Después de pronunciar estas palabras, Dalmau Savarés guardó el pergamino bajo el hábito y, dando una palmada en los hombros de Maties, recogió el hato, desapareciendo en el interior de la ermita de Santa Maria.

Pero no se quedó demasiado. Atándose las faldas con un cordel y sujetándose bien las sandalias, bordeó la ermita. Al día siguiente de llegar había descubierto una vereda escarpada que llevaba a una pequeña explanada desde donde se vislumbraba el valle. Era un espacio que lo ayudaba a respirar, como una balconada al mundo que habían dejado atrás.

Aquel pensamiento lo sacudió. ¿Tal vez consideraba la opción de oponerse a la soledad que la montaña le exigía? ¿Quizás, en el fondo de su corazón, el miedo a que los precipicios feroces de la cima lo engulleran era lo que lo llevaba hasta aquel escondite?

Las casas dispersas de Guadvachet se distinguían con dificultad y los campos de trigo o de viña se diferenciaban por el color de las manchas que salpicaban el paisaje. Mientras las rocas abultadas le guardaban la espalda, recorrió sus perfiles redondeados que parecían enfilarse hacia el cielo.

—Quizá la montaña sea la puerta de entrada, un estadio intermedio entre el hombre y Dios, tal vez Él podrá encontrarme… —musitó, levantando la barbilla tanto como le fue posible.

Al atardecer, después de rezar las completas, Dalmau Savarés no se retiró al abrigo de la ermita donde sus compañeros se entregaban a un reparador descanso. La Regla obligaba al silencio a partir de aquel momento y, en estricta observancia, ni el hermano Maties ni el hermano Simó dijeron nada al ver cómo el monje atravesaba la puerta.
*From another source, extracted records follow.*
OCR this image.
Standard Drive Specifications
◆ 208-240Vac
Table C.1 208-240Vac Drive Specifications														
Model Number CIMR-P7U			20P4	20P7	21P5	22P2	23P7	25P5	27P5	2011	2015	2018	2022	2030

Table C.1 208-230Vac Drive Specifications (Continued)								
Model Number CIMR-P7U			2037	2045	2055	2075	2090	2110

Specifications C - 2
Una brisa suave entre los árboles ponía música al recorrido de la luna que cada día luchaba con las cimas para presentarse a su cita. El astro se dibujaba tímidamente en un cielo descolorido, como un lienzo después de muchos lavados. Los contornos se perfilaban a contraluz, pesados como la humedad que poco a poco iba penetrando en sus huesos.

El canto del autillo le produjo escalofríos. El calor de los brazos de su hijo rodeándole el cuello, espantado por aquel sonido nocturno que lo había precedido todo y que ahora quería desterrar, siempre acompañaba la canción del tierno pájaro. Tanto daba dónde se encontrara o con quién.

¡No! No se podía entregar a los recuerdos, no era el mejor momento para resucitar el pasado. Necesitaba mantener la cabeza fría. Quería corresponder a la confianza con que el abad Oliba lo había distinguido. Se lo debía, por más que aquel destino en la montaña viniera a cambiar de pronto las bases de su acuerdo.

Ahora pensaba que siempre estaría en deuda con el hombre que lo había sacado del agujero más oscuro, que lo había desatado del infierno en que se había convertido su vida. La luz celeste se apiadaba de él durante las horas de sol, pero al conciliar el sueño siempre resurgían los fantasmas. Volvían los gritos, los llantos, la inevitable certeza de que su mundo se acababa, que se había acabado para él, de hecho, mucho tiempo atrás.

Todo esto pasaba a veces a través de pequeñas muestras de inocencia. Como en aquel instante, de la mano del canto del autillo.